Nick Cave And The Bad Seeds – Wild God (Bad Seed/Play It Again Sam)
Uno dei dischi più attesi di questa estate, non a caso pubblicato quando si avvia verso il suo tramonto, da parte di uno degli artisti di cui si aspettava maggiormente il ritorno. Sono trascorsi cinque anni da Ghosteen e da lì in poi non sono stati anni semplici per Cave tra la dolorosissima morte di un secondo figlio e quella della storica compagna e collega Anita Lane. Nonostante tutto lui è stato in grado di ripartire ancora una volta e oggi, con forza e coraggio commoventi, pubblica un disco intriso di gioia e lotta contro la disperazione: non si poteva auspicare ritorno migliore.

Cosang – DINASTIA (Warner)
Nell’anno in cui Milano ha assistito alla reunion del suo gruppo rap più importante, i Club Dogo, anche la città di Napoli non è voluta essere da meno e festeggia ora la storica reunion del duo composto da Luché e Ntò, che arriva a ben quindici anni di distanza dal loro ultimo lavoro insieme Vita Bona. Un disco che, come da canone, racconta la vita di strada dei quartieri napoletani meno abbienti, ma che sembra tendere una mano verso la storica città rivale. Infatti, tra i featuring del disco troviamo oltre agli eroi locali Liberato e Geolier anche le star lombarde di ieri e di oggi: Club Dogo e Marracash.

RZA – A Ballet Through Mud (36 Chambers/Platoon)
Si può passare dall’essere un’icona del rap al comporre musiche orchestrali per un balletto? Evidentemente sì e l’ex leader del Wu-Tang Clan ce lo dimostra con questo disco, che arriva a due anni di distanza da Bobby Digital And The Pit Of Snakes. Realizzato con l’ausilio della Colorado Symphony, l’album è solo l’atto finale di un progetto rimasto chiuso in un taccuino dell’artista per decenni, per poi essere sviluppato nel periodo della pandemia e presentato dal vivo ad inizio 2023.

Jon Hopkins – RITUAL (Domino)
A tre anni di distanza dal precedente Music For Psychedelic Therapy l’artista britannico di musica elettronica torna con il suo settimo album in studio. Un lavoro dall’ispirazione complessa, che l’autore ha provato a spiegare: “Non ho idea di cosa sto facendo quando compongo. (…) Ciò che è chiaro è che questo (disco) ha la struttura di un Rituale. (…) Sembra uno strumento per aprire portali nel mondo interiore, per sbloccare cose nascoste e sepolte. Cose che sono tenute al loro posto dalla tensione del corpo.”
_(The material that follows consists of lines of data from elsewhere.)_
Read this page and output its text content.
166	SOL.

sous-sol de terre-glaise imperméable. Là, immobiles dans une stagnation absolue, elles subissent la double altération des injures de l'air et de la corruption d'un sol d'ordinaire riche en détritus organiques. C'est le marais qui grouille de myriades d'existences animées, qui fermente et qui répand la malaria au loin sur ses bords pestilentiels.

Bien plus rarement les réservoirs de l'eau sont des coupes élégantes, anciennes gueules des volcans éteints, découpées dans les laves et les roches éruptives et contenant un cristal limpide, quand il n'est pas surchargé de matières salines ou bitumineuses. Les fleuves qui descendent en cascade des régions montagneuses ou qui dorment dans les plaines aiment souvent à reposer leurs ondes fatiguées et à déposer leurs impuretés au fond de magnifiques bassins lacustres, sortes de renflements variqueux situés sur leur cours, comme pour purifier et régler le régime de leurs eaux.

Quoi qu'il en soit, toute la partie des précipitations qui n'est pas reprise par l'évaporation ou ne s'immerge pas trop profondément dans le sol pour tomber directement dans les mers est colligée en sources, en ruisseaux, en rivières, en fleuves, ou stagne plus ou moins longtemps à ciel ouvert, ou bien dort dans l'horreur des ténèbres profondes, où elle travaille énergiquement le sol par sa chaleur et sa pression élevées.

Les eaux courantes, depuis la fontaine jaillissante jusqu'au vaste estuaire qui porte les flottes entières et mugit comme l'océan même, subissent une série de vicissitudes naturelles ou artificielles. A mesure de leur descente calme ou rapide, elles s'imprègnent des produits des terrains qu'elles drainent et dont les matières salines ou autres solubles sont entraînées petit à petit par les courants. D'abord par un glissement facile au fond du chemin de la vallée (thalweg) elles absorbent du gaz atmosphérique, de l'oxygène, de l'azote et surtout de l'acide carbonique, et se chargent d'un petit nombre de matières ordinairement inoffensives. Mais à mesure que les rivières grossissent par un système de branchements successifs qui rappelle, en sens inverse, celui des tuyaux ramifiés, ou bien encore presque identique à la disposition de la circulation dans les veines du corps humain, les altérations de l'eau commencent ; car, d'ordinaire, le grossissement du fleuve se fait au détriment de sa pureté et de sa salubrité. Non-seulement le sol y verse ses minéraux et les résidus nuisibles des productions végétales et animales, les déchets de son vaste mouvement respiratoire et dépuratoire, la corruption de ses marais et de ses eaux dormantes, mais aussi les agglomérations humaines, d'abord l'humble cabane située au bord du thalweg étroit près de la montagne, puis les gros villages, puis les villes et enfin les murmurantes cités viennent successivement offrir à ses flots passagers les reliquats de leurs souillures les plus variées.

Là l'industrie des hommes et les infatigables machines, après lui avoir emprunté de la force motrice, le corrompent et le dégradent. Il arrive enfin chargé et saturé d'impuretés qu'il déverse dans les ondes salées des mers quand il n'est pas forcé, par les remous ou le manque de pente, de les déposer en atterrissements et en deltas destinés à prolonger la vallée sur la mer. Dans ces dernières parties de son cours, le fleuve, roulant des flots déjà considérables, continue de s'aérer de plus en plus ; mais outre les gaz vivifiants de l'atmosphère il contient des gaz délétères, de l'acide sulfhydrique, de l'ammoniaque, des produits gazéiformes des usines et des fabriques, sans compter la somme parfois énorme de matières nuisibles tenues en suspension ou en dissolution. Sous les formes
Jónsi – First Light (Myndstream/Lakeshore)
Dopo aver aggiunto lo scorso anno un nuovo capitolo alla storia di quella che è la sua occupazione principale, ovvero il leader dei Sigur Rós, con ÁTTA, l’artista islandese è tornato a dedicarsi alla sua carriera solista. Per questo suo quarto album in studio ha deciso di mettere in scena nel corso delle tracce un mondo utopico, nel quale si vive in pace e armonia e che fa da contraltare all’odierno mondo in crisi e da spunto di profonda riflessione sui problemi causati dall’uomo.

Los Bitchos – Talkie Talkie (City Slang)
Dopo il debutto di due anni fa con Let The Festivities Begin!, questo multiculturale gruppo di sole donne è chiamato ora a confermare le buone impressioni mostrate nel 2022. Un disco che si preannuncia a dir poco eclettico nella sua commistione di riff energici e beat irresistibili all’interno del genere della cumbia. Ma d’altronde, poteva non uscire qualcosa di stravagante dall’incontro tra un’australiana, un’uruguaiana, una svedese e un’inglese?